Neither has the fact that Nurmagomedov’s first defence came against an erratic and unfocused Conor McGregor coming off a two-year layoff. Nor that he fought only twice more prior to retirement. The early-career miss on the scales, the two years of inactivity in his prime, the last-minute withdrawal due to a botched weight cut — all lost in the fog of time.
There is only Nurmagomedov’s 29-0 record. Just as all this trouble Dvalishvilli went through will go down as merely one title defence in the books. Someday soon, maybe even sooner than he’d prefer, he’ll have to do it all over again.
Makhachev, too, will see human nature smooth out the rough edges around his win the further we move past this event.
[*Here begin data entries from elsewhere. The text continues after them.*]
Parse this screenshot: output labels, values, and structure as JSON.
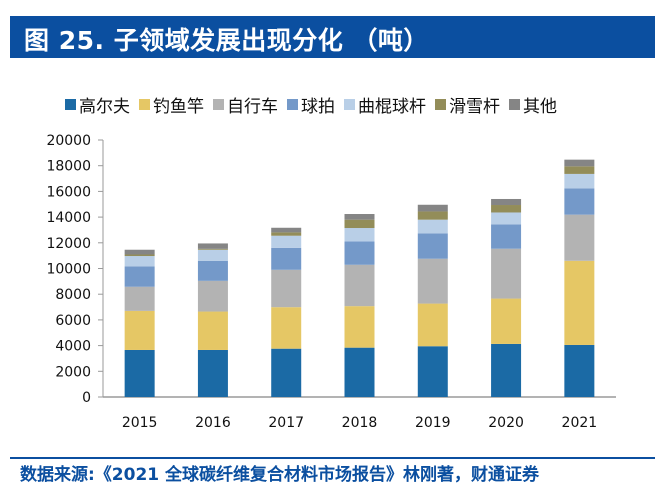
{
  "header": {
    "title": "图 25. 子领域发展出现分化 （吨）"
  },
  "footer": {
    "source": "数据来源:《2021 全球碳纤维复合材料市场报告》林刚著，财通证券"
  },
  "chart_data": {
    "type": "bar",
    "stacked": true,
    "title": "子领域发展出现分化",
    "unit": "吨",
    "xlabel": "",
    "ylabel": "",
    "categories": [
      "2015",
      "2016",
      "2017",
      "2018",
      "2019",
      "2020",
      "2021"
    ],
    "ylim": [
      0,
      20000
    ],
    "yticks": [
      0,
      2000,
      4000,
      6000,
      8000,
      10000,
      12000,
      14000,
      16000,
      18000,
      20000
    ],
    "grid": false,
    "legend_position": "top",
    "series": [
      {
        "name": "高尔夫",
        "color": "#1b6aa5",
        "values": [
          3660,
          3660,
          3760,
          3840,
          3950,
          4130,
          4050
        ]
      },
      {
        "name": "钓鱼竿",
        "color": "#e5c765",
        "values": [
          3040,
          2990,
          3230,
          3230,
          3320,
          3530,
          6550
        ]
      },
      {
        "name": "自行车",
        "color": "#b3b3b3",
        "values": [
          1880,
          2390,
          2910,
          3220,
          3490,
          3880,
          3590
        ]
      },
      {
        "name": "球拍",
        "color": "#7499c9",
        "values": [
          1580,
          1560,
          1710,
          1820,
          1970,
          1890,
          2050
        ]
      },
      {
        "name": "曲棍球杆",
        "color": "#b9cfe7",
        "values": [
          810,
          860,
          940,
          1040,
          1070,
          930,
          1120
        ]
      },
      {
        "name": "滑雪杆",
        "color": "#938d59",
        "values": [
          120,
          70,
          260,
          650,
          640,
          580,
          590
        ]
      },
      {
        "name": "其他",
        "color": "#858585",
        "values": [
          370,
          420,
          360,
          440,
          520,
          470,
          520
        ]
      }
    ]
  }
}
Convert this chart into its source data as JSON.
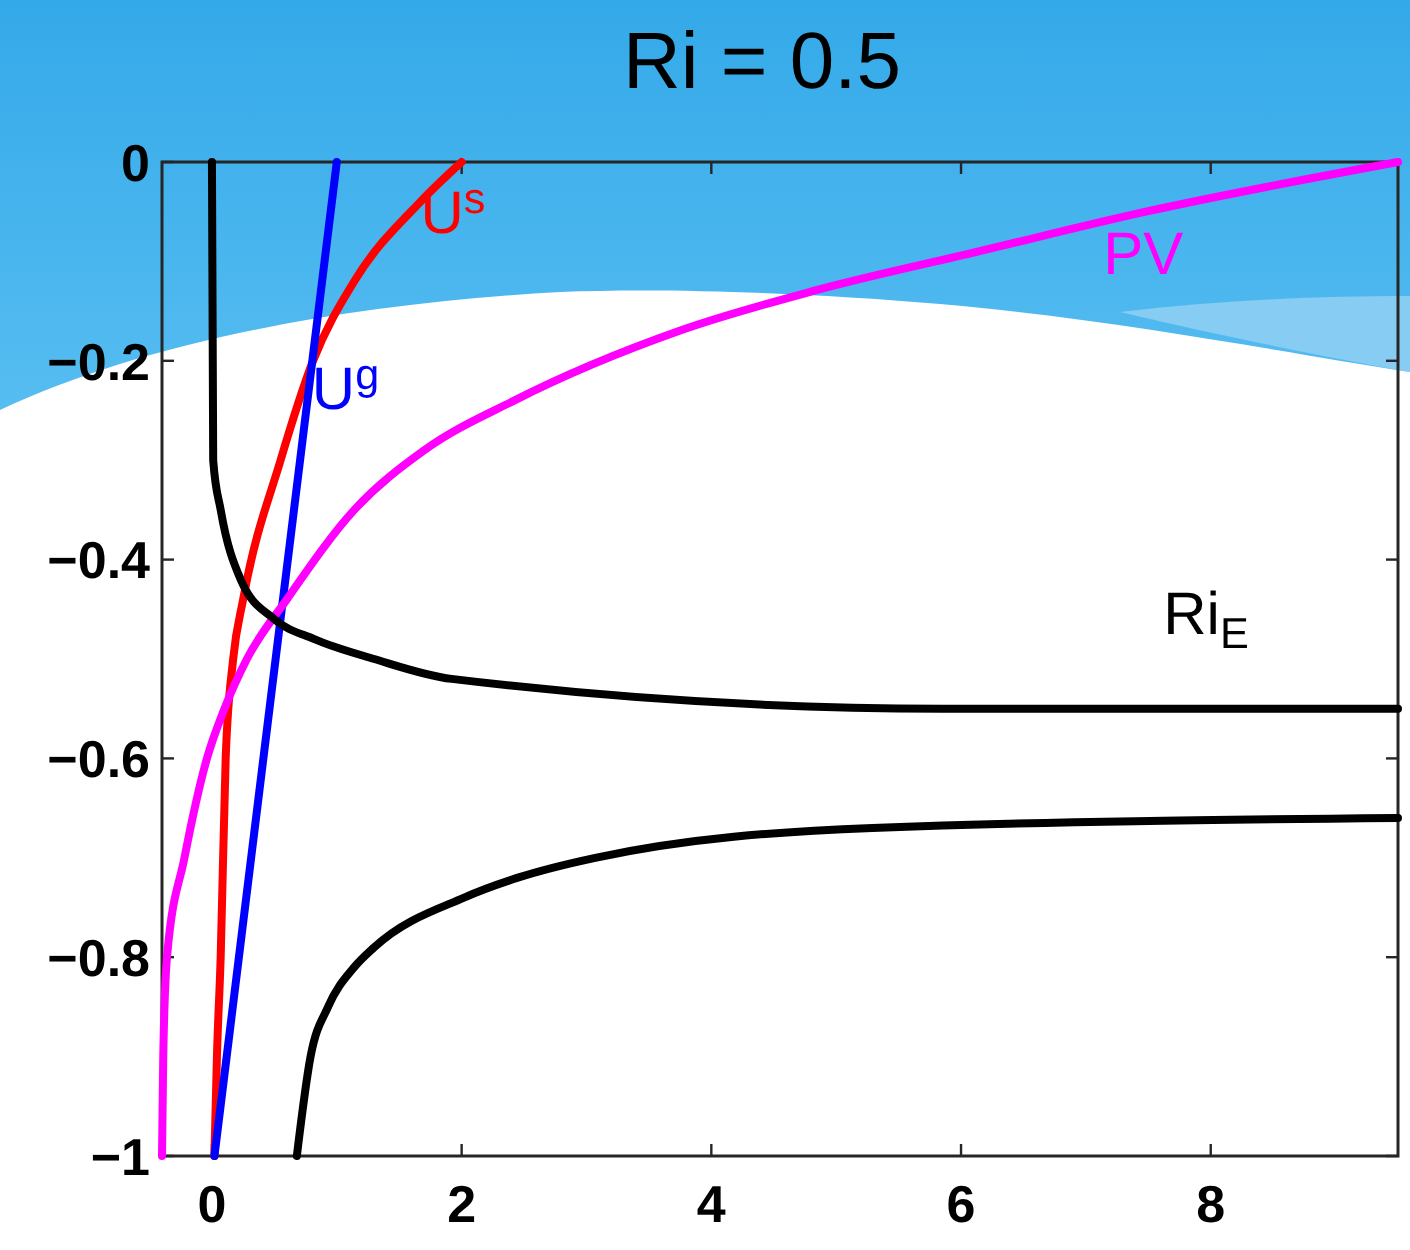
{
  "chart_data": {
    "type": "line",
    "title": "Ri = 0.5",
    "xlim": [
      -0.4,
      9.5
    ],
    "ylim": [
      -1,
      0
    ],
    "xticks": [
      0,
      2,
      4,
      6,
      8
    ],
    "yticks": [
      -1,
      -0.8,
      -0.6,
      -0.4,
      -0.2,
      0
    ],
    "series": [
      {
        "name": "U$^{s}$",
        "color": "#ff0000",
        "x": [
          0.02,
          0.04,
          0.07,
          0.11,
          0.17,
          0.25,
          0.55,
          0.81,
          1.14,
          1.67,
          2
        ],
        "values": [
          -1,
          -0.9,
          -0.8,
          -0.6,
          -0.5,
          -0.44,
          -0.3,
          -0.2,
          -0.12,
          -0.04,
          0
        ]
      },
      {
        "name": "U$^{g}$",
        "color": "#0000ff",
        "x": [
          0.02,
          1
        ],
        "values": [
          -1,
          0
        ]
      },
      {
        "name": "PV",
        "color": "#ff00ff",
        "x": [
          -0.4,
          -0.39,
          -0.36,
          -0.22,
          -0.04,
          0.1,
          0.28,
          0.6,
          1.14,
          1.7,
          2.42,
          3.74,
          4.81,
          6.14,
          7.48,
          9.5
        ],
        "values": [
          -1,
          -0.9,
          -0.8,
          -0.7,
          -0.6,
          -0.55,
          -0.5,
          -0.44,
          -0.35,
          -0.29,
          -0.24,
          -0.17,
          -0.13,
          -0.09,
          -0.05,
          0
        ]
      },
      {
        "name": "Ri$_{E}$",
        "color": "#000000",
        "x": [
          0,
          0.01,
          0.07,
          0.23,
          0.5,
          0.82,
          1.3,
          1.92,
          5.85,
          9.5,
          null,
          0.68,
          0.79,
          0.93,
          1.14,
          1.3,
          2.02,
          2.45,
          3.07,
          5.29,
          9.5
        ],
        "values": [
          0,
          -0.3,
          -0.35,
          -0.42,
          -0.46,
          -0.48,
          -0.5,
          -0.52,
          -0.55,
          -0.55,
          null,
          -1,
          -0.9,
          -0.85,
          -0.81,
          -0.79,
          -0.74,
          -0.72,
          -0.7,
          -0.67,
          -0.66
        ]
      }
    ]
  }
}
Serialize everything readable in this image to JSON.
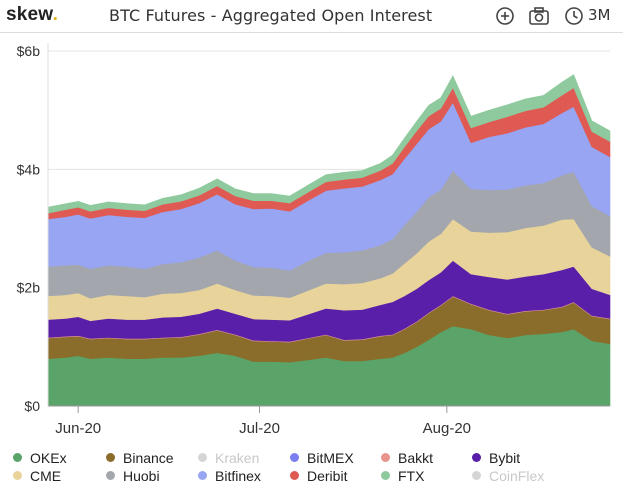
{
  "header": {
    "logo": "skew",
    "logo_dot": ".",
    "title": "BTC Futures - Aggregated Open Interest",
    "range_label": "3M",
    "icons": [
      "zoom-in-icon",
      "camera-icon",
      "clock-icon"
    ]
  },
  "chart_data": {
    "type": "area",
    "stacked": true,
    "x_ticks": [
      "Jun-20",
      "Jul-20",
      "Aug-20"
    ],
    "y_ticks": [
      "$0",
      "$2b",
      "$4b",
      "$6b"
    ],
    "ylim": [
      0,
      6
    ],
    "grid": true,
    "legend_position": "bottom",
    "categories": [
      "2020-05-27",
      "2020-05-30",
      "2020-06-01",
      "2020-06-03",
      "2020-06-06",
      "2020-06-09",
      "2020-06-12",
      "2020-06-15",
      "2020-06-18",
      "2020-06-21",
      "2020-06-24",
      "2020-06-27",
      "2020-06-30",
      "2020-07-03",
      "2020-07-06",
      "2020-07-09",
      "2020-07-12",
      "2020-07-15",
      "2020-07-18",
      "2020-07-21",
      "2020-07-23",
      "2020-07-25",
      "2020-07-27",
      "2020-07-29",
      "2020-07-31",
      "2020-08-02",
      "2020-08-05",
      "2020-08-08",
      "2020-08-11",
      "2020-08-14",
      "2020-08-17",
      "2020-08-20",
      "2020-08-22",
      "2020-08-25",
      "2020-08-28"
    ],
    "series": [
      {
        "name": "OKEx",
        "color": "#5aa469",
        "visible": true,
        "values": [
          0.8,
          0.82,
          0.85,
          0.8,
          0.82,
          0.8,
          0.8,
          0.82,
          0.82,
          0.85,
          0.9,
          0.85,
          0.75,
          0.75,
          0.74,
          0.78,
          0.82,
          0.76,
          0.76,
          0.8,
          0.82,
          0.9,
          1.0,
          1.12,
          1.25,
          1.35,
          1.3,
          1.2,
          1.15,
          1.2,
          1.22,
          1.25,
          1.3,
          1.1,
          1.05
        ]
      },
      {
        "name": "Binance",
        "color": "#8a6d2b",
        "visible": true,
        "values": [
          0.35,
          0.35,
          0.33,
          0.33,
          0.33,
          0.33,
          0.33,
          0.33,
          0.34,
          0.36,
          0.38,
          0.35,
          0.35,
          0.34,
          0.34,
          0.36,
          0.38,
          0.35,
          0.36,
          0.38,
          0.38,
          0.4,
          0.42,
          0.45,
          0.45,
          0.5,
          0.42,
          0.42,
          0.4,
          0.4,
          0.4,
          0.42,
          0.45,
          0.42,
          0.42
        ]
      },
      {
        "name": "Kraken",
        "color": "#d5d5d5",
        "visible": false,
        "values": [
          0,
          0,
          0,
          0,
          0,
          0,
          0,
          0,
          0,
          0,
          0,
          0,
          0,
          0,
          0,
          0,
          0,
          0,
          0,
          0,
          0,
          0,
          0,
          0,
          0,
          0,
          0,
          0,
          0,
          0,
          0,
          0,
          0,
          0,
          0
        ]
      },
      {
        "name": "BitMEX",
        "color": "#7b7ff0",
        "visible": true,
        "values": [
          0,
          0,
          0,
          0,
          0,
          0,
          0,
          0,
          0,
          0,
          0,
          0,
          0,
          0,
          0,
          0,
          0,
          0,
          0,
          0,
          0,
          0,
          0,
          0,
          0,
          0,
          0,
          0,
          0,
          0,
          0,
          0,
          0,
          0,
          0
        ]
      },
      {
        "name": "Bakkt",
        "color": "#e8948c",
        "visible": true,
        "values": [
          0.01,
          0.01,
          0.01,
          0.01,
          0.01,
          0.01,
          0.01,
          0.01,
          0.01,
          0.01,
          0.01,
          0.01,
          0.01,
          0.01,
          0.01,
          0.01,
          0.01,
          0.01,
          0.01,
          0.01,
          0.01,
          0.01,
          0.01,
          0.01,
          0.01,
          0.01,
          0.01,
          0.01,
          0.01,
          0.01,
          0.01,
          0.01,
          0.01,
          0.01,
          0.01
        ]
      },
      {
        "name": "Bybit",
        "color": "#5a1fa8",
        "visible": true,
        "values": [
          0.3,
          0.3,
          0.32,
          0.3,
          0.32,
          0.32,
          0.32,
          0.34,
          0.34,
          0.34,
          0.36,
          0.35,
          0.36,
          0.36,
          0.36,
          0.4,
          0.44,
          0.5,
          0.5,
          0.52,
          0.55,
          0.55,
          0.55,
          0.55,
          0.55,
          0.6,
          0.5,
          0.55,
          0.58,
          0.58,
          0.6,
          0.62,
          0.6,
          0.45,
          0.4
        ]
      },
      {
        "name": "CME",
        "color": "#e8d49a",
        "visible": true,
        "values": [
          0.4,
          0.4,
          0.4,
          0.38,
          0.4,
          0.4,
          0.38,
          0.4,
          0.4,
          0.4,
          0.42,
          0.4,
          0.4,
          0.4,
          0.38,
          0.4,
          0.42,
          0.44,
          0.45,
          0.45,
          0.48,
          0.55,
          0.6,
          0.65,
          0.65,
          0.7,
          0.72,
          0.75,
          0.8,
          0.82,
          0.82,
          0.85,
          0.8,
          0.7,
          0.65
        ]
      },
      {
        "name": "Huobi",
        "color": "#a3a6ad",
        "visible": true,
        "values": [
          0.5,
          0.5,
          0.48,
          0.5,
          0.5,
          0.5,
          0.48,
          0.5,
          0.52,
          0.55,
          0.56,
          0.5,
          0.48,
          0.48,
          0.46,
          0.5,
          0.52,
          0.54,
          0.55,
          0.56,
          0.58,
          0.65,
          0.7,
          0.75,
          0.75,
          0.82,
          0.72,
          0.72,
          0.72,
          0.72,
          0.72,
          0.75,
          0.8,
          0.7,
          0.68
        ]
      },
      {
        "name": "Bitfinex",
        "color": "#97a5f2",
        "visible": true,
        "values": [
          0.8,
          0.82,
          0.85,
          0.85,
          0.85,
          0.84,
          0.86,
          0.88,
          0.9,
          0.92,
          0.95,
          0.95,
          0.98,
          1.0,
          1.0,
          1.02,
          1.05,
          1.08,
          1.08,
          1.1,
          1.1,
          1.12,
          1.15,
          1.15,
          1.15,
          1.15,
          0.78,
          0.9,
          0.95,
          0.98,
          1.0,
          1.05,
          1.1,
          1.0,
          1.0
        ]
      },
      {
        "name": "Deribit",
        "color": "#e05a54",
        "visible": true,
        "values": [
          0.1,
          0.12,
          0.12,
          0.12,
          0.12,
          0.12,
          0.12,
          0.13,
          0.13,
          0.13,
          0.14,
          0.14,
          0.14,
          0.13,
          0.14,
          0.14,
          0.15,
          0.15,
          0.15,
          0.16,
          0.18,
          0.2,
          0.22,
          0.22,
          0.22,
          0.25,
          0.25,
          0.25,
          0.28,
          0.28,
          0.28,
          0.3,
          0.32,
          0.26,
          0.26
        ]
      },
      {
        "name": "FTX",
        "color": "#8fc99e",
        "visible": true,
        "values": [
          0.1,
          0.1,
          0.1,
          0.1,
          0.1,
          0.1,
          0.1,
          0.1,
          0.11,
          0.12,
          0.12,
          0.12,
          0.12,
          0.12,
          0.12,
          0.12,
          0.12,
          0.12,
          0.12,
          0.12,
          0.14,
          0.15,
          0.16,
          0.18,
          0.18,
          0.2,
          0.2,
          0.2,
          0.2,
          0.2,
          0.2,
          0.22,
          0.22,
          0.18,
          0.18
        ]
      },
      {
        "name": "CoinFlex",
        "color": "#d5d5d5",
        "visible": false,
        "values": [
          0,
          0,
          0,
          0,
          0,
          0,
          0,
          0,
          0,
          0,
          0,
          0,
          0,
          0,
          0,
          0,
          0,
          0,
          0,
          0,
          0,
          0,
          0,
          0,
          0,
          0,
          0,
          0,
          0,
          0,
          0,
          0,
          0,
          0,
          0
        ]
      }
    ]
  }
}
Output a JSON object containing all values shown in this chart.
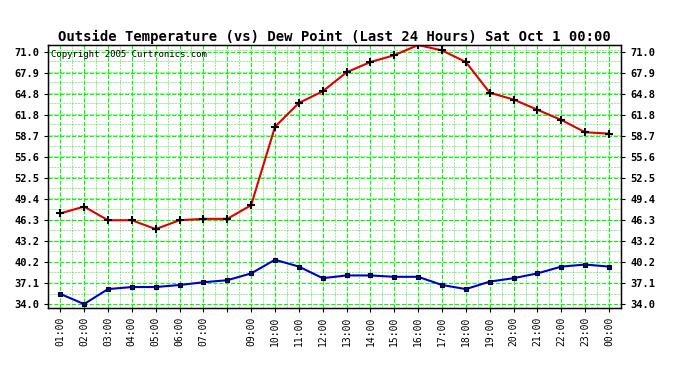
{
  "title": "Outside Temperature (vs) Dew Point (Last 24 Hours) Sat Oct 1 00:00",
  "copyright": "Copyright 2005 Curtronics.com",
  "background_color": "#ffffff",
  "plot_bg_color": "#ffffff",
  "grid_color": "#00ff00",
  "grid_minor_color": "#00cc00",
  "x_labels": [
    "01:00",
    "02:00",
    "03:00",
    "04:00",
    "05:00",
    "06:00",
    "07:00",
    "",
    "09:00",
    "10:00",
    "11:00",
    "12:00",
    "13:00",
    "14:00",
    "15:00",
    "16:00",
    "17:00",
    "18:00",
    "19:00",
    "20:00",
    "21:00",
    "22:00",
    "23:00",
    "00:00"
  ],
  "yticks": [
    34.0,
    37.1,
    40.2,
    43.2,
    46.3,
    49.4,
    52.5,
    55.6,
    58.7,
    61.8,
    64.8,
    67.9,
    71.0
  ],
  "ylim": [
    33.5,
    72.0
  ],
  "temp_color": "#dd0000",
  "dew_color": "#0000cc",
  "temp_data": [
    47.3,
    48.3,
    46.3,
    46.3,
    45.0,
    46.3,
    46.5,
    46.5,
    48.5,
    60.0,
    63.5,
    65.2,
    68.0,
    69.5,
    70.5,
    72.0,
    71.2,
    69.5,
    65.0,
    64.0,
    62.5,
    61.0,
    59.2,
    59.0
  ],
  "dew_data": [
    35.5,
    34.0,
    36.2,
    36.5,
    36.5,
    36.8,
    37.2,
    37.5,
    38.5,
    40.5,
    39.5,
    37.8,
    38.2,
    38.2,
    38.0,
    38.0,
    36.8,
    36.2,
    37.3,
    37.8,
    38.5,
    39.5,
    39.8,
    39.5
  ]
}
Last minute opponent change? An overmatched Moicano making a glaring error on the mat? These circumstances will be forgotten; a record-setting title defence won’t.
And remember, the hard work for Dvalishvilli and Makhachev was merely getting here. Dvalishvilli had to win 10 straight to get his first title shot. His last four fights prior to Saturday were all wins over former champions — Jose Aldo, Petr Yan, Henry Cejudo, and Sean O’Malley. Add Nurmagomedov’s name to the list and you have one of the best five-fight runs in the sport.
Meanwhile, Makhachev won his belt against Charles Oliveira, as dangerous a lightweight as you’ll find even in his mid-30’s. He defended it twice against Alexander Volkanovski, a tactical wizard widely regarded as one of the sport’s pound-for-pound best. He held it through a back-and-forth fight-of-the-year candidate with Dustin Poirier in 2024. There are no if’s, and’s, or but’s with any of those wins.
And like Dvalishvilli, Makhachev’s repeatedly answered the bell against all comers, regardless of conditions. He submitted Dan Hooker in the first round on a month’s notice in 2021. Four months later, he knocked out Bobby Green in the first round on two weeks’ notice. A year after that, he stopped Volkanovski in the first round on 10 days’ notice. Surely, after submitting Moicano within the first round on 36 hours’ notice, he can’t possibly raise the bar again.
Well, maybe we shouldn’t doubt that. Makhachev just took one of Khabib’s records and now he’s running down Silva. Dvalishvilli’s talking about making four title defences this year to set a UFC record. Makhachev says he doesn’t only want to add the welterweight title to his collection, he wants the middleweight belt someday, too. Dvalishvilli thinks 25 minutes isn’t enough. Seriously.
“I wish the fight was longer,” Dvalishvilli said. “I’d enjoy it more.”